K2010 settings: Four-wire mode, offset compensation, 5 NPLC plus 20 samples averaging (12 seconds in total). I use scan card 2000-SCAN to alternate between the two 100 ohm resistors.
A three day run was telling. At first, there's a big dip for 1.5 hour while the K2010 warms up. The specs say the warm-up time is 2 hours so this is ok (although much slower than DMM6500).
After that, there's a clear correlation between the readings of the old Z series (yellow) and new VHP101 (green) resistors. The VHP101 starts out at roughly -6 ppm and ends at -1 ppm. The Z series starts at +2 ppm and ends at +7 ppm. I blame the K2010 for this overall +5 ppm drift. K2010 specifies the 24-hour accuracy as 15 ppm of reading + 9 ppm of the range. While this specification isn't the exact same thing as drift, I guess it's an indication of what to expect. (DMM6500 specifies 20+20ppm so almost the double).

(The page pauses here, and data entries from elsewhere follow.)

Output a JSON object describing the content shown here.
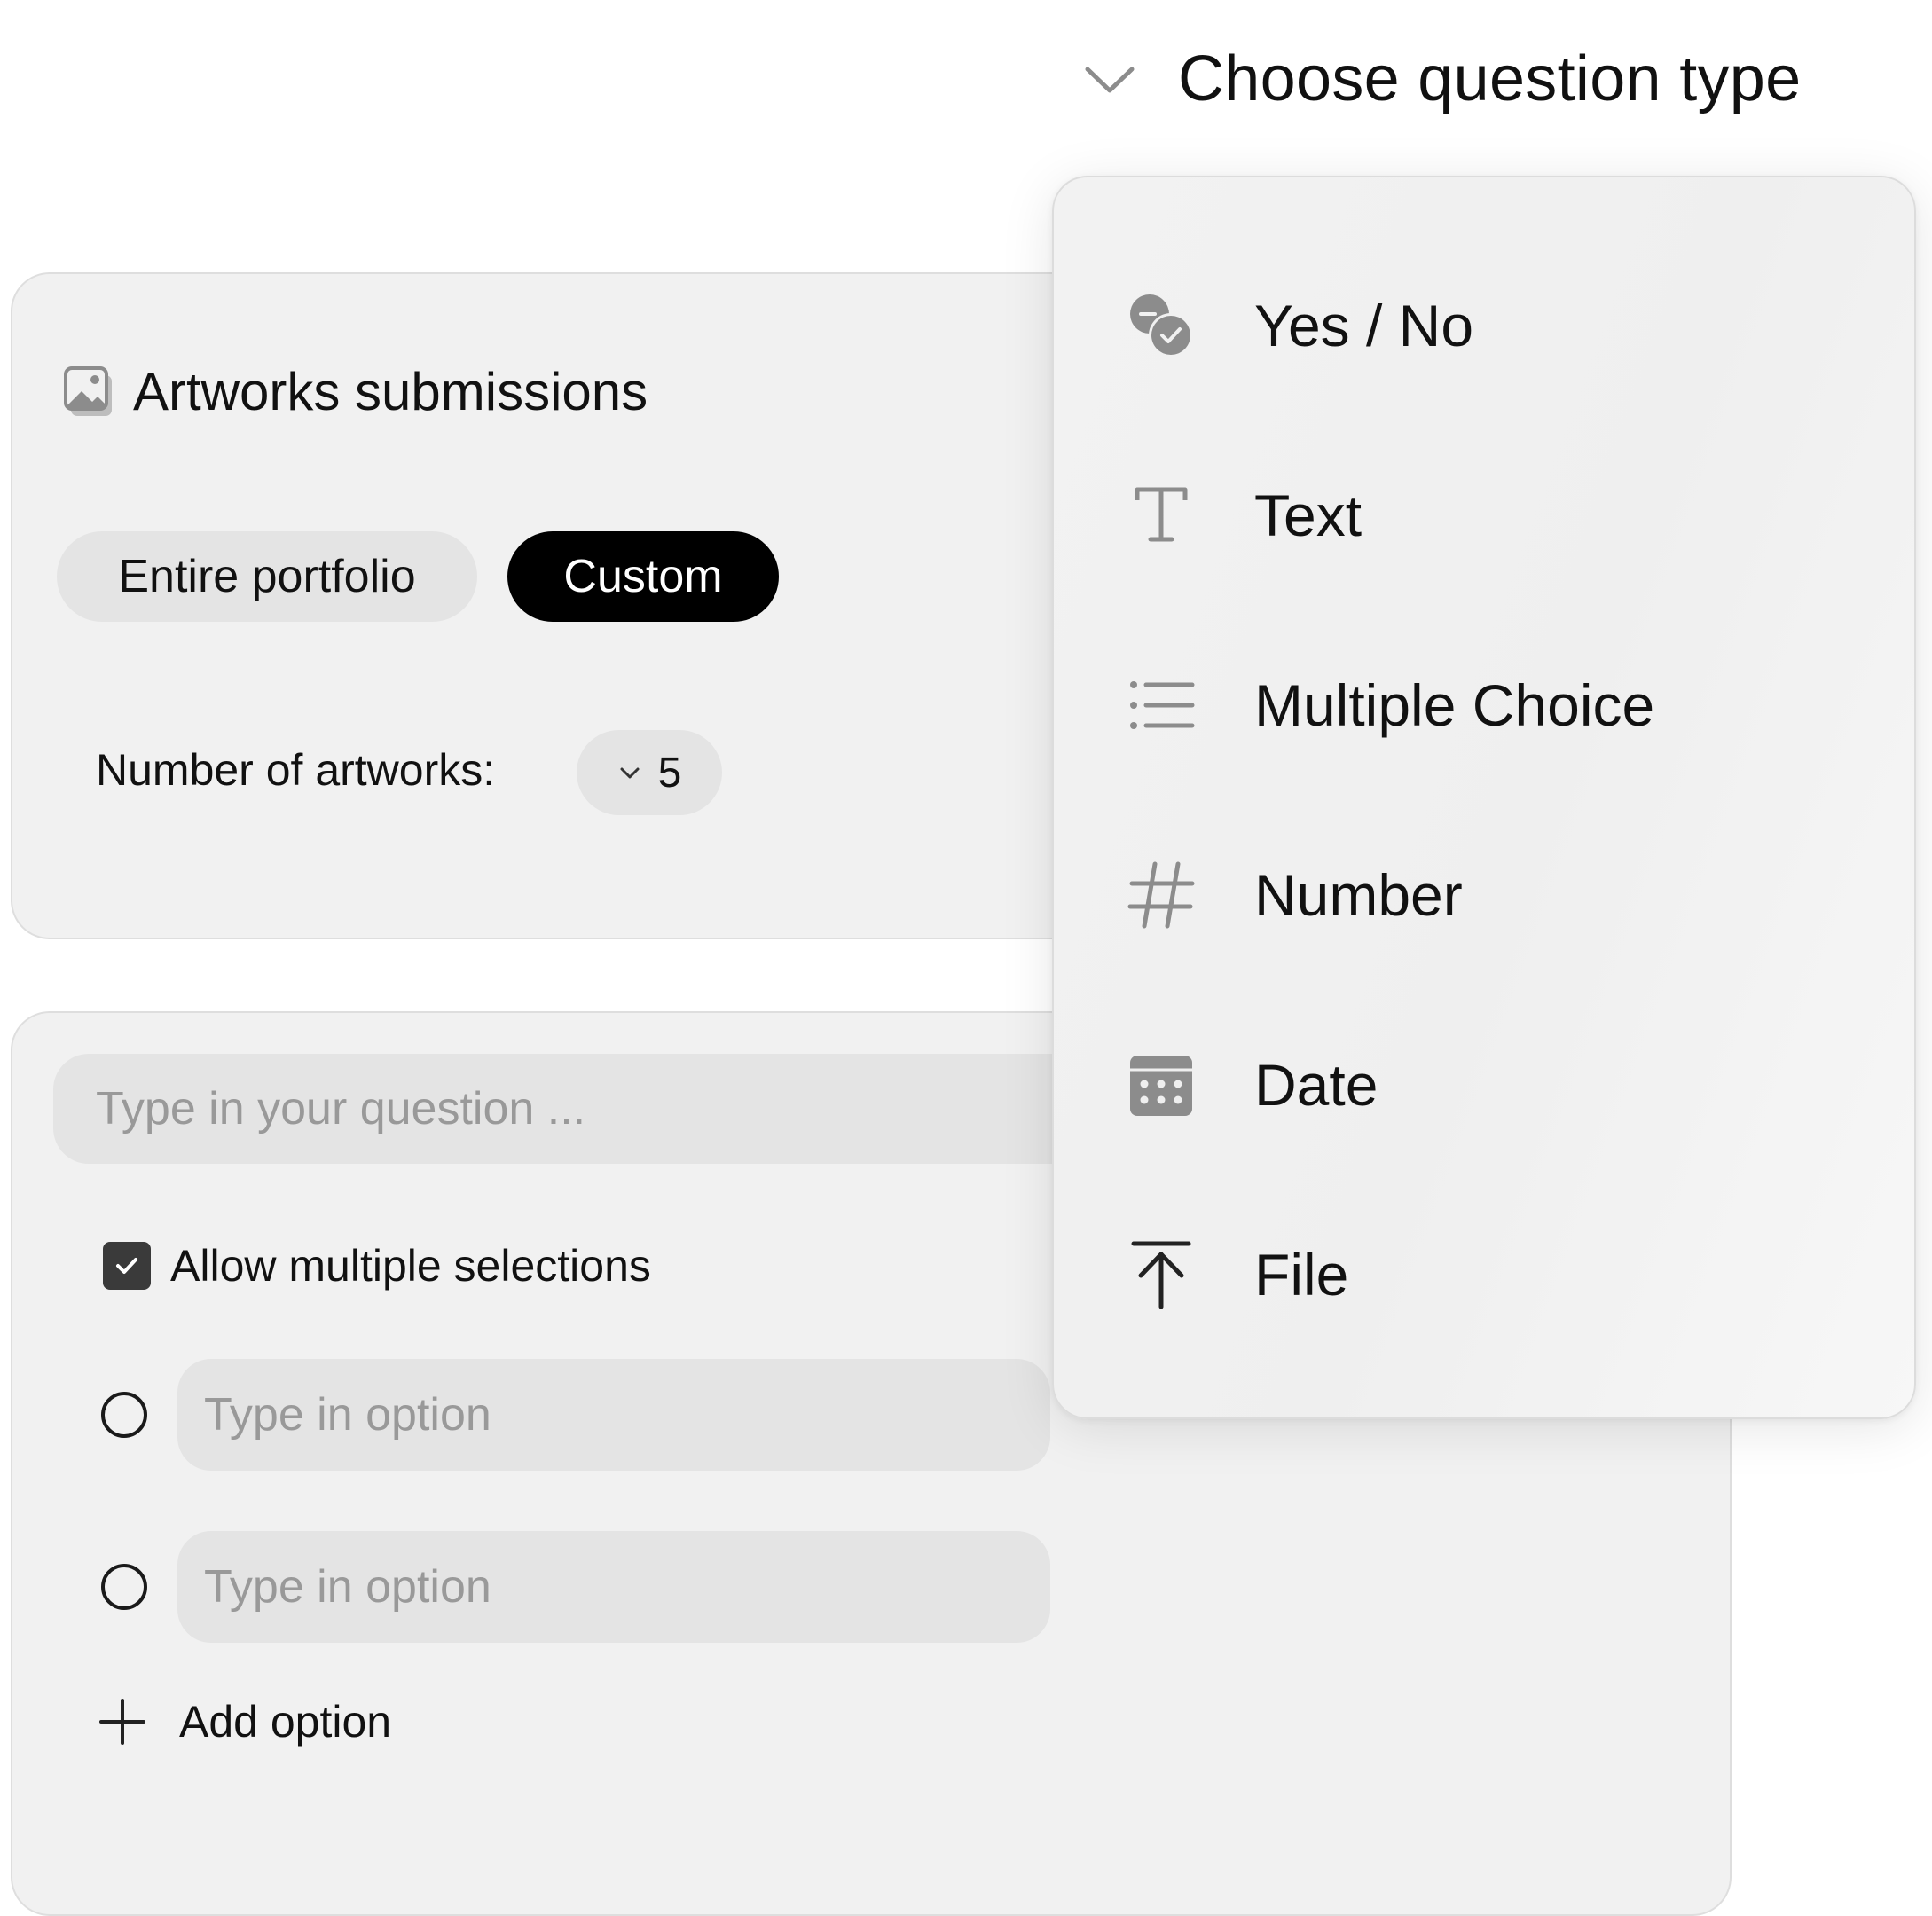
{
  "header": {
    "choose_type_label": "Choose question type",
    "chevron_icon": "chevron-down-icon"
  },
  "artworks_card": {
    "title": "Artworks submissions",
    "title_icon": "image-icon",
    "scope_options": [
      "Entire portfolio",
      "Custom"
    ],
    "scope_selected": "Custom",
    "number_label": "Number of artworks:",
    "number_value": "5"
  },
  "question_card": {
    "question_placeholder": "Type in your question ...",
    "allow_multiple_label": "Allow multiple selections",
    "allow_multiple_checked": true,
    "options": [
      {
        "placeholder": "Type in option",
        "value": ""
      },
      {
        "placeholder": "Type in option",
        "value": ""
      }
    ],
    "add_option_label": "Add option"
  },
  "type_menu": {
    "items": [
      {
        "label": "Yes / No",
        "icon": "yes-no-icon"
      },
      {
        "label": "Text",
        "icon": "text-type-icon"
      },
      {
        "label": "Multiple Choice",
        "icon": "list-icon"
      },
      {
        "label": "Number",
        "icon": "hash-icon"
      },
      {
        "label": "Date",
        "icon": "calendar-icon"
      },
      {
        "label": "File",
        "icon": "upload-icon"
      }
    ]
  },
  "colors": {
    "card_bg": "#f1f1f1",
    "input_bg": "#e4e4e4",
    "selected_pill_bg": "#000000",
    "icon_gray": "#8c8c8c",
    "placeholder": "#999999"
  }
}
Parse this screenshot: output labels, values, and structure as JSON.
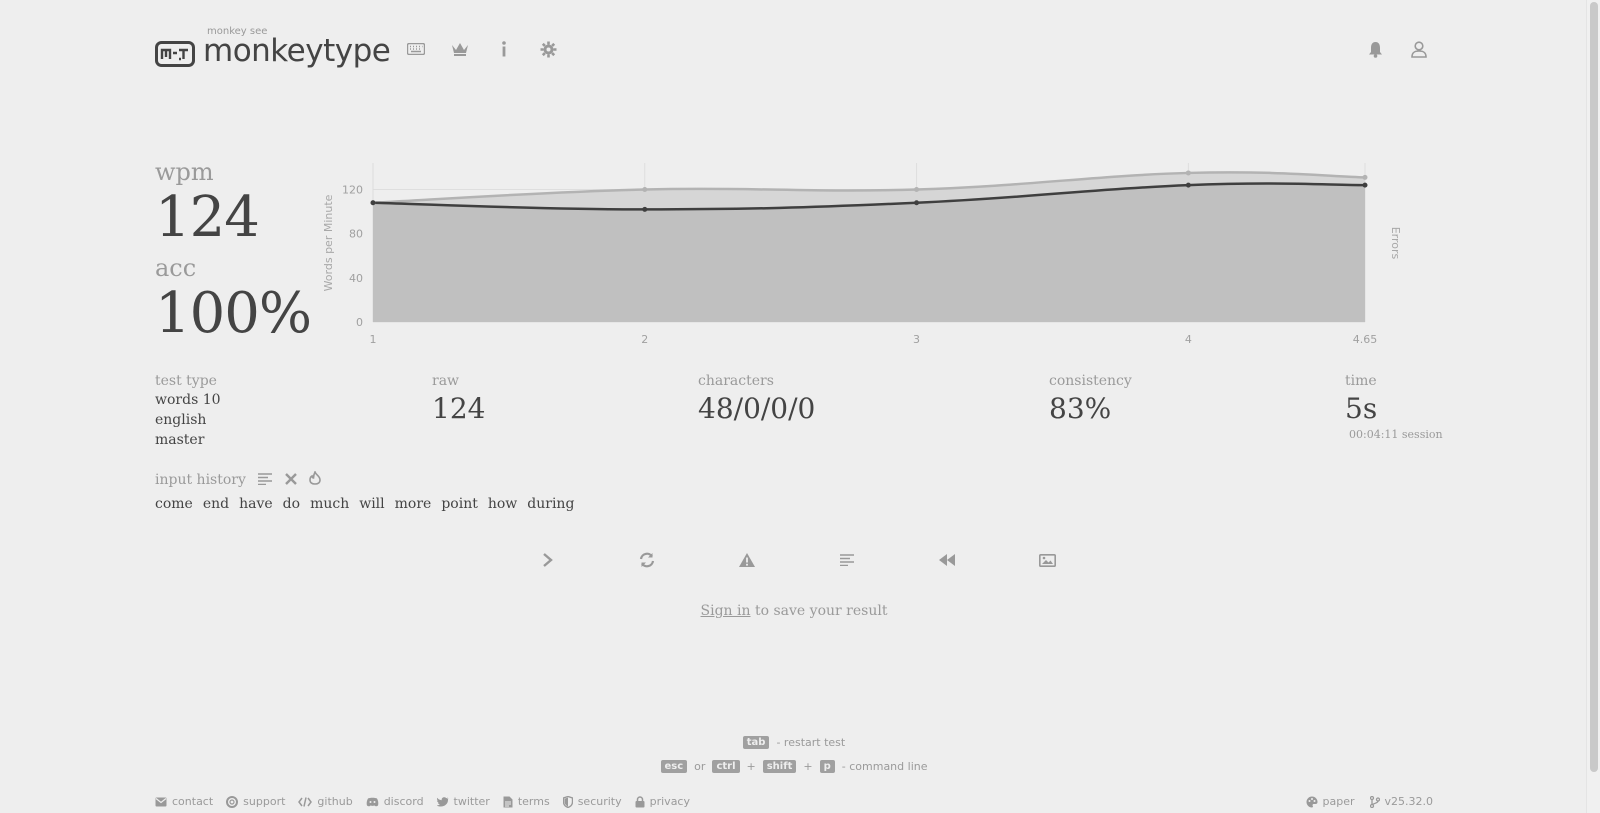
{
  "header": {
    "logo_top": "monkey see",
    "logo_title": "monkeytype",
    "nav": [
      "keyboard-icon",
      "crown-icon",
      "info-icon",
      "gear-icon"
    ],
    "right_nav": [
      "bell-icon",
      "user-icon"
    ]
  },
  "result": {
    "wpm_label": "wpm",
    "wpm_value": "124",
    "acc_label": "acc",
    "acc_value": "100%"
  },
  "stats": {
    "test_type_label": "test type",
    "test_type_lines": [
      "words 10",
      "english",
      "master"
    ],
    "raw_label": "raw",
    "raw_value": "124",
    "characters_label": "characters",
    "characters_value": "48/0/0/0",
    "consistency_label": "consistency",
    "consistency_value": "83%",
    "time_label": "time",
    "time_value": "5s",
    "session_value": "00:04:11 session"
  },
  "history": {
    "label": "input history",
    "words": [
      "come",
      "end",
      "have",
      "do",
      "much",
      "will",
      "more",
      "point",
      "how",
      "during"
    ]
  },
  "actions": [
    "next-test-icon",
    "restart-icon",
    "report-icon",
    "words-list-icon",
    "replay-icon",
    "screenshot-icon"
  ],
  "signin": {
    "link": "Sign in",
    "rest": " to save your result"
  },
  "hints": {
    "tab_key": "tab",
    "tab_text": "- restart test",
    "esc_key": "esc",
    "or": "or",
    "ctrl_key": "ctrl",
    "plus": "+",
    "shift_key": "shift",
    "p_key": "p",
    "cmd_text": "- command line"
  },
  "footer": {
    "left": [
      "contact",
      "support",
      "github",
      "discord",
      "twitter",
      "terms",
      "security",
      "privacy"
    ],
    "theme": "paper",
    "version": "v25.32.0"
  },
  "colors": {
    "background": "#eeeeee",
    "text": "#444444",
    "sub": "#9a9a9a",
    "area_raw": "#d5d5d5",
    "area_wpm": "#c0c0c0"
  },
  "chart_data": {
    "type": "area",
    "x": [
      1,
      2,
      3,
      4,
      4.65
    ],
    "x_tick_labels": [
      "1",
      "2",
      "3",
      "4",
      "4.65"
    ],
    "ylabel": "Words per Minute",
    "y2label": "Errors",
    "ylim": [
      0,
      144
    ],
    "y_ticks": [
      0,
      40,
      80,
      120
    ],
    "grid": true,
    "series": [
      {
        "values": [
          108,
          120,
          120,
          135,
          131
        ]
      },
      {
        "values": [
          108,
          102,
          108,
          124,
          124
        ]
      }
    ]
  }
}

I haven't calculated the short-term noise yet, as was the original topic of this thread. Logging the temperature could be helpful too, but so far the drift continues unabated so I don't think it's due to temperature variations over the day.
EDIT: The K2010 short-term noise is about +- 1 ppm peak-to-peak for both channels, which is roughly half the noise I originally measured with DMM6500.